U.N. agency sees severe food shortage in North Korea

SEOUL (Reuters) –
North Korea is expected to suffer a serious grain shortage this year, well short of what it needs, a U.N. official who recently returned from the impoverished state said on Wednesday.

"We do estimate that the DPRK (North Korea) may have to import a bit over 1 million tonnes to cover the needs," said Daniele Donati, U.N. Food and Agriculture Organisation's emergency operations chief, who went there on an inspection tour state last week.

The FAO estimates that destitute North Korea needs about 5.1 million tonnes of grain a year for food, animal feed and seed.

The shortfall is about the same as last year's in a country where the United Nations says millions do not have enough to eat.

Donati told Reuters in a telephone call from Bangkok the North Korean food shortage was persistent but more or less stable.

"There is reason for concern," he said. He expects the FAO to release a more detailed assessment early next year.

A North Korean long-range rocket launch, widely seen as a missile test, and a separate nuclear test this year stoked criticism that the country should spend more on its citizens and less on weapons. It also soured the mood for the international food donations that Pyongyang relies on to feed its people.

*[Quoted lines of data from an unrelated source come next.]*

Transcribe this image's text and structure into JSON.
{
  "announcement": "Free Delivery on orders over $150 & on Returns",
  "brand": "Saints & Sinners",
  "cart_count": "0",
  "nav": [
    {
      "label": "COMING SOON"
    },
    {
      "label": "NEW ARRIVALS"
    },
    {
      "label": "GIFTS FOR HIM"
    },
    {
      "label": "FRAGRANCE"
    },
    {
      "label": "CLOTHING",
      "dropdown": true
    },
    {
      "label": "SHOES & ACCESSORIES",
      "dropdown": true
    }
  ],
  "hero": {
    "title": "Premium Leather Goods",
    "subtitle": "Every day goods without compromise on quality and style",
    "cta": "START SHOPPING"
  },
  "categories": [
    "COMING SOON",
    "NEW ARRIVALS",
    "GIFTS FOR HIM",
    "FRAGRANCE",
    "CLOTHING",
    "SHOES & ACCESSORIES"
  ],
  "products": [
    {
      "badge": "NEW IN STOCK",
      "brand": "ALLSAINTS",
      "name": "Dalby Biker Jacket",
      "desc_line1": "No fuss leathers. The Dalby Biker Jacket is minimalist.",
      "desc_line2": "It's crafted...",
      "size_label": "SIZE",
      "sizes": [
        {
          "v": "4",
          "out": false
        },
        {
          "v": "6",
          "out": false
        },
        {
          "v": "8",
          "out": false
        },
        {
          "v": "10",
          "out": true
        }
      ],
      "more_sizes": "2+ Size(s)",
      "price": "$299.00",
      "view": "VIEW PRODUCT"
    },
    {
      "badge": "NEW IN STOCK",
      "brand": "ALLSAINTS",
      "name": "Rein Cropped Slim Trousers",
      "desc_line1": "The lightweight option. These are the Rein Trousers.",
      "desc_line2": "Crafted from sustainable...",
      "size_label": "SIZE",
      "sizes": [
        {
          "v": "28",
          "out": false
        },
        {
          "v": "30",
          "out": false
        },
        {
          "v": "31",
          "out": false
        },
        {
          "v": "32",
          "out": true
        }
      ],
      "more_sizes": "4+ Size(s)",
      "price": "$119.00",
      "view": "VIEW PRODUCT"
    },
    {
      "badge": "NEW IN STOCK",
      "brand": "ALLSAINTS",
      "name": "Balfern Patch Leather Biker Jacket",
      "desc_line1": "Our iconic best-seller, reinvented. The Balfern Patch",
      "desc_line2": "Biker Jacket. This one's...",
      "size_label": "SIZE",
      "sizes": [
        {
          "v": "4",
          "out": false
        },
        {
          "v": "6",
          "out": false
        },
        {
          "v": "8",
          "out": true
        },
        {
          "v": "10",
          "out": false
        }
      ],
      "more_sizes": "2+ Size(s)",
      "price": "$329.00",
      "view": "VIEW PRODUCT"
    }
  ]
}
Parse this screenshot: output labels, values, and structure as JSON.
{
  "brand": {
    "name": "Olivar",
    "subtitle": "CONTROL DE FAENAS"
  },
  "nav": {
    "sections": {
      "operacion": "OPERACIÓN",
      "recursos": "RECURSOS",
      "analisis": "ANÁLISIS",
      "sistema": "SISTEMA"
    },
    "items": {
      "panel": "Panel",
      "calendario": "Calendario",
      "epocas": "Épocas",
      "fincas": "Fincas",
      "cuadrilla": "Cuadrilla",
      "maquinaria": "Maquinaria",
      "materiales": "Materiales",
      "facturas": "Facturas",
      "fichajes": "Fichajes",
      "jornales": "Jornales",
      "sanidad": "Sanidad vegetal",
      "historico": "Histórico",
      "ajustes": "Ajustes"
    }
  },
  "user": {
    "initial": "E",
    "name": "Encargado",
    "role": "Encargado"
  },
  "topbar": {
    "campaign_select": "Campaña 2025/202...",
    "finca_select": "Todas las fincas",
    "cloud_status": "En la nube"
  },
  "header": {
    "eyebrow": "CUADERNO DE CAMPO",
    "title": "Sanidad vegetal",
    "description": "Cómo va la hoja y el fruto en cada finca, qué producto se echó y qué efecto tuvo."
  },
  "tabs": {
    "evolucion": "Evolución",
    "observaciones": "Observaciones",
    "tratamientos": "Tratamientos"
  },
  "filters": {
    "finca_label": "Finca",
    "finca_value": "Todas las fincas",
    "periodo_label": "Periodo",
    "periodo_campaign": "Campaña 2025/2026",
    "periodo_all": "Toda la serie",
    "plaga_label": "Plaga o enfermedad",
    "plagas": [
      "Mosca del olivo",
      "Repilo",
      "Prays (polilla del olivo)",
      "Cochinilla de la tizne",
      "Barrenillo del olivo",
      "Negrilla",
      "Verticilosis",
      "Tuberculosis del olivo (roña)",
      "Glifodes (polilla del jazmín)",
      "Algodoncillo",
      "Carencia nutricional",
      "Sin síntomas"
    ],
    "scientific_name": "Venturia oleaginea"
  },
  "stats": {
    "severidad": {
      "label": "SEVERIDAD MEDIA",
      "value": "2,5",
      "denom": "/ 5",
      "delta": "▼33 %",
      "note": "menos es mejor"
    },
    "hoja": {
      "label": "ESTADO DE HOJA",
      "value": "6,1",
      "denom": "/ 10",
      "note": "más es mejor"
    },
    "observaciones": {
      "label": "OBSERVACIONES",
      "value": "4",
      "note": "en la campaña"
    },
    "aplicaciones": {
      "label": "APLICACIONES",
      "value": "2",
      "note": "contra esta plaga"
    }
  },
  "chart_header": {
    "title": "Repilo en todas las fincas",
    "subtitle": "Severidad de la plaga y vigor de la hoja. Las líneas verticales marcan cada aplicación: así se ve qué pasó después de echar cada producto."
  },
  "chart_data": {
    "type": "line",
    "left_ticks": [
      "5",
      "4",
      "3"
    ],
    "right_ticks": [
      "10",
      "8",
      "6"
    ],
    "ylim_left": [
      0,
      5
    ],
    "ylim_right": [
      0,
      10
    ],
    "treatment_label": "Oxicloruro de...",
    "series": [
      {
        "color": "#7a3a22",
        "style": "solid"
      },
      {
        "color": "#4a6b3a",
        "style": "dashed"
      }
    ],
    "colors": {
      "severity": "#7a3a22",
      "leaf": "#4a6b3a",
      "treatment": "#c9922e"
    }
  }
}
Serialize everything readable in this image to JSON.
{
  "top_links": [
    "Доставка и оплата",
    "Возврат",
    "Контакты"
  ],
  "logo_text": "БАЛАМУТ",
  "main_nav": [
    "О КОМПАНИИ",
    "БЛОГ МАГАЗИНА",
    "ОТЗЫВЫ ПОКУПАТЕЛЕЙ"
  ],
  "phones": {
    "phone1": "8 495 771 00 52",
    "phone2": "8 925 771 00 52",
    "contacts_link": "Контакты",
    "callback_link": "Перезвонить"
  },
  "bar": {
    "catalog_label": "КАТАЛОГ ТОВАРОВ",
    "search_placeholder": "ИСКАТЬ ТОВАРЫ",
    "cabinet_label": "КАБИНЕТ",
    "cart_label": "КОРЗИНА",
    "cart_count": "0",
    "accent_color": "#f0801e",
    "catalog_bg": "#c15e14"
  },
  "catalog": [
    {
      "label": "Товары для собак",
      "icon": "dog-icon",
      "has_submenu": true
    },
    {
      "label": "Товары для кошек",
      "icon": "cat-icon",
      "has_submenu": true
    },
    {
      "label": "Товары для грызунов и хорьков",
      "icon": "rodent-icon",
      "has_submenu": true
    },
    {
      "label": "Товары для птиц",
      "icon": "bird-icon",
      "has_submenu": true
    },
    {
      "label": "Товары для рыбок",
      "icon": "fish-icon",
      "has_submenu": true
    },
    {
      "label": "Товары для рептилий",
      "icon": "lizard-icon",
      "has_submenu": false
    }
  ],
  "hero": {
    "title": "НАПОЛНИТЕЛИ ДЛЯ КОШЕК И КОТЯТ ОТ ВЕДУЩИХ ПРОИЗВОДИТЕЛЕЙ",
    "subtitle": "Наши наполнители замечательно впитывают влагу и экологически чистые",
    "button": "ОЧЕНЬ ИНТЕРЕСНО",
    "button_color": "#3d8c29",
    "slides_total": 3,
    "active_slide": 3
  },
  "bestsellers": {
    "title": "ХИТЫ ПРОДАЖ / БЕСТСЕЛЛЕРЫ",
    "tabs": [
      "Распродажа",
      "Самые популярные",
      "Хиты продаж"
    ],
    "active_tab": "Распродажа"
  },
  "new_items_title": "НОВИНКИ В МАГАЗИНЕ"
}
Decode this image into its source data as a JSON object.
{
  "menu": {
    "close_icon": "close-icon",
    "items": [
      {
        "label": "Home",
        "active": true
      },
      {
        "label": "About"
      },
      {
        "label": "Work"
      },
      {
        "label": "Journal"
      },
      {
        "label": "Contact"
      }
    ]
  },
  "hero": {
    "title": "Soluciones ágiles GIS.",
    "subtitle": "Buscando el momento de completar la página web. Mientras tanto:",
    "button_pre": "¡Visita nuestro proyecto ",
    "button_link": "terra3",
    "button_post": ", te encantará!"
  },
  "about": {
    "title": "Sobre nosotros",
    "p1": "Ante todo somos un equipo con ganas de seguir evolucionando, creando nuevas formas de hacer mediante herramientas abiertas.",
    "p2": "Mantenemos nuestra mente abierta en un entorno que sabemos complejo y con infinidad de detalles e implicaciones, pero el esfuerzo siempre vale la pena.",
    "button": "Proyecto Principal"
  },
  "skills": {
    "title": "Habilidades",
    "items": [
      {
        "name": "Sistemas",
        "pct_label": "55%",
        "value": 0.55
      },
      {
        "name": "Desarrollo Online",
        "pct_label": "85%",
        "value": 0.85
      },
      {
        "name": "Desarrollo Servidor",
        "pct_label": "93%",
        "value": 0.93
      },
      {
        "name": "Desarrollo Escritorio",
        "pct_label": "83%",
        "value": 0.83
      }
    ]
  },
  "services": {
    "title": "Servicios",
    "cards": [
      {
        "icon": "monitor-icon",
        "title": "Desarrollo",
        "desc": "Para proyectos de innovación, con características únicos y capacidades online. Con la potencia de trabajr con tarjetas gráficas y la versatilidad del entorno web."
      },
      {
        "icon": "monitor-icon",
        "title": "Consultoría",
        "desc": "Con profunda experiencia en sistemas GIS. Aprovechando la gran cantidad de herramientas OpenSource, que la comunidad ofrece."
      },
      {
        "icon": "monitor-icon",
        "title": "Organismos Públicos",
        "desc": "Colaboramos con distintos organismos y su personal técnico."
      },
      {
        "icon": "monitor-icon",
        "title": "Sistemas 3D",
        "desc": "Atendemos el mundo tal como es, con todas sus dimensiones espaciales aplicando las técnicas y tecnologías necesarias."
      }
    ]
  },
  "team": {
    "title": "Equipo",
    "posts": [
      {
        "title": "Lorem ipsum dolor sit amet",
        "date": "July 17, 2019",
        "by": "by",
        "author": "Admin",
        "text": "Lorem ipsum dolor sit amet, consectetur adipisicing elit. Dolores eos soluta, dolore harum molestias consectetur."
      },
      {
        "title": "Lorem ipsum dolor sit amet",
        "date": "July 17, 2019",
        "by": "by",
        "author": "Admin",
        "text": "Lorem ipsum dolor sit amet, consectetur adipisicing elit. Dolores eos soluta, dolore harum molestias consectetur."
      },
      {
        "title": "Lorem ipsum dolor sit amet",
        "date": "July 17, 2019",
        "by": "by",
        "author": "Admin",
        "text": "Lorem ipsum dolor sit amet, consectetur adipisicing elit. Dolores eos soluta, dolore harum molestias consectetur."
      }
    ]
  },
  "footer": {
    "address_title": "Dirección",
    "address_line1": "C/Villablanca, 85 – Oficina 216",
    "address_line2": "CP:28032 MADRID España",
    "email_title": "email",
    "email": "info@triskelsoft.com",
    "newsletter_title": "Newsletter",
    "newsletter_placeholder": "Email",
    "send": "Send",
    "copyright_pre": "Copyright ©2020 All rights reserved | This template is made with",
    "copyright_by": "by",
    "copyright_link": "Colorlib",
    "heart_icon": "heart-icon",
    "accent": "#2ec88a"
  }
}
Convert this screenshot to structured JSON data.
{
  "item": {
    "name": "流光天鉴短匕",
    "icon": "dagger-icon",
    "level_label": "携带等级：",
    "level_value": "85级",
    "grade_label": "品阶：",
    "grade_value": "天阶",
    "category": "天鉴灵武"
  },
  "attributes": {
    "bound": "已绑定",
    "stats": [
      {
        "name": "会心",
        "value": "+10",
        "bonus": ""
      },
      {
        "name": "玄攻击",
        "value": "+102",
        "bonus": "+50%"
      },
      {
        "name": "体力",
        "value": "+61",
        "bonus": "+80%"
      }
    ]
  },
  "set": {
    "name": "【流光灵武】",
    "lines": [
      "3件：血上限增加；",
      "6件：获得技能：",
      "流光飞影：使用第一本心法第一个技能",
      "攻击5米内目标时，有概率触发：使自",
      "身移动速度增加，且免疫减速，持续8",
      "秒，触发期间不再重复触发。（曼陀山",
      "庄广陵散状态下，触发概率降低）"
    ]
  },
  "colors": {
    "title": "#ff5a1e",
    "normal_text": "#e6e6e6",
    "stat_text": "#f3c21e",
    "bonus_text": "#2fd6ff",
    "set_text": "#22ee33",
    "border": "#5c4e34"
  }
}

The North has lost out on about 500,000 tonnes of rice aid and about 300,000 tonnes of fertilizer South Korea used to provide each year due to political wrangling with its neighbor.

Donati said the North's farm sector has been hurt by shortages of fertilizer and that use of fertilizer this year marked lows not seen since about 1990.

There was no indication that flooding the North saw in the middle of the year had caused major harm to the harvest, he said.

Pyongyang has tried to keep its humanitarian needs separate from the sputtering nuclear discussions that received new hope when U.S. President Barack Obama sent his first envoy to the North this week in a bid to revive the talks.

But the North's recent currency revaluation appears to have been met with widespread anger by inflating the price of goods and food for an already impoverished public and slashing the wealth of a burgeoning merchant class.